The house of cards is built that way because it has to handle everything that's thrown at it. Swap has been a standardised interface on *nixen for nearly 40 years and is well-overdue for heavy maintenance.
The reality is that "swap" as we know it has been a dead duck for a number of years (if you look at most non-choked systems you'll find they've pushed trivial amounts out to swap. Ram really is staggeringly cheap these days) and a system which "needs" more than 1-2GB of swap is a rarity, because the effect of hitting any form of drive interface in anger makes your machine leap back to the 1980s speed-wise(**), which in turn makes justifying more ram an easy decision. 32GB in a desktop is cheap. 64GB only slightly less so.

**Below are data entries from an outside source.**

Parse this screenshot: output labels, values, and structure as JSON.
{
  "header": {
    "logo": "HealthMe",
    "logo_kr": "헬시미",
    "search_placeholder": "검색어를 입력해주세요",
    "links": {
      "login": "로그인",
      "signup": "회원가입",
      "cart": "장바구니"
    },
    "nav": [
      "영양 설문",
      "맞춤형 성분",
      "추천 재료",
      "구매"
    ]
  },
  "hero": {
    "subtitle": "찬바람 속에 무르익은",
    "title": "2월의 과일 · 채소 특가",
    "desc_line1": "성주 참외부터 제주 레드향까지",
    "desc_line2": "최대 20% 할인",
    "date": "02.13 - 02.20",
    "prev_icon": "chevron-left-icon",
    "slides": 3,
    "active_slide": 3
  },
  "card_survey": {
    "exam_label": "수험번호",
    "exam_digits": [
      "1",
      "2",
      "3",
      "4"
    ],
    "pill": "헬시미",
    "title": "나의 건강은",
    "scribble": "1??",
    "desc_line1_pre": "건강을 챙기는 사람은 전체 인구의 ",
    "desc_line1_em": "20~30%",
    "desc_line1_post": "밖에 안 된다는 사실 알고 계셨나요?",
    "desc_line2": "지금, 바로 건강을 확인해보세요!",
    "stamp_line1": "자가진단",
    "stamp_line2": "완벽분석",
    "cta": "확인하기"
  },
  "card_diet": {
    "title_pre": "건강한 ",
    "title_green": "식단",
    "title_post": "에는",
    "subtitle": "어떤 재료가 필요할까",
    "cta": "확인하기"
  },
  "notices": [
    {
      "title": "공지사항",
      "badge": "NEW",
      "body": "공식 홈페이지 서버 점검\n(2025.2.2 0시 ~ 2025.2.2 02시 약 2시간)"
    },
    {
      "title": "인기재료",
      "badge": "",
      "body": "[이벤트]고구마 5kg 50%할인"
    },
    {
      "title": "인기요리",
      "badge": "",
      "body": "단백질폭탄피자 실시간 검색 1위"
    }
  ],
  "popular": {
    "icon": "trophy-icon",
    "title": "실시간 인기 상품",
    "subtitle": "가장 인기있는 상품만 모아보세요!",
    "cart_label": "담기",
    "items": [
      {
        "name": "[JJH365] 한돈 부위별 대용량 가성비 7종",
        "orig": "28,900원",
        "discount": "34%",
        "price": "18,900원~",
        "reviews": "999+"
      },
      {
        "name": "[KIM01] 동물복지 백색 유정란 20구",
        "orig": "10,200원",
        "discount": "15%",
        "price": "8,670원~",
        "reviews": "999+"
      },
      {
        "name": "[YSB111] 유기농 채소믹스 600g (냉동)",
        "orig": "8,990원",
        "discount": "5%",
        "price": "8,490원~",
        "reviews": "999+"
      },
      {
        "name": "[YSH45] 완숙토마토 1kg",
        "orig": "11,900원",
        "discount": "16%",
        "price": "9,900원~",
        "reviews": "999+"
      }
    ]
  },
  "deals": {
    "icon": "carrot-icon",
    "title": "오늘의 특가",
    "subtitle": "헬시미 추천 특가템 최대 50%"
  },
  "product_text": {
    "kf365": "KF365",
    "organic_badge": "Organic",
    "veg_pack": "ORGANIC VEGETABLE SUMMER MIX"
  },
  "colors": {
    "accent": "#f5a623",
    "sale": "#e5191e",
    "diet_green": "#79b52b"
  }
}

Putting 512GB-2TB in a server isn't mortgage material anymore either
There's no real secret sauce here and quite frankly the way WD & Seagate have treated buyers over the last decade-and-a-bit means they'll have to try a lot harder than this to convince me to buy their solid state products - especially when they're pushing it in a 12nm format that everyone else backed away from due to it having limited endurance and poor speeds (Hint:There are only so many electrons you can fit in a 12nm cell and it's getting towards "you can count them individually")
(*)except for the ones which hibernate to the swap partition, but that's not quite the same thing as actively banging on it)
(**) It's not helped by more than a few "really fast, honest guv" NVME drives being flogged by name brands who should know better *ahem*HP*ahem* turning out to have write speeds on par with (actually, worse than) 2011-era consumer sata-SSD drives and only slightly better than WD's old Raptors.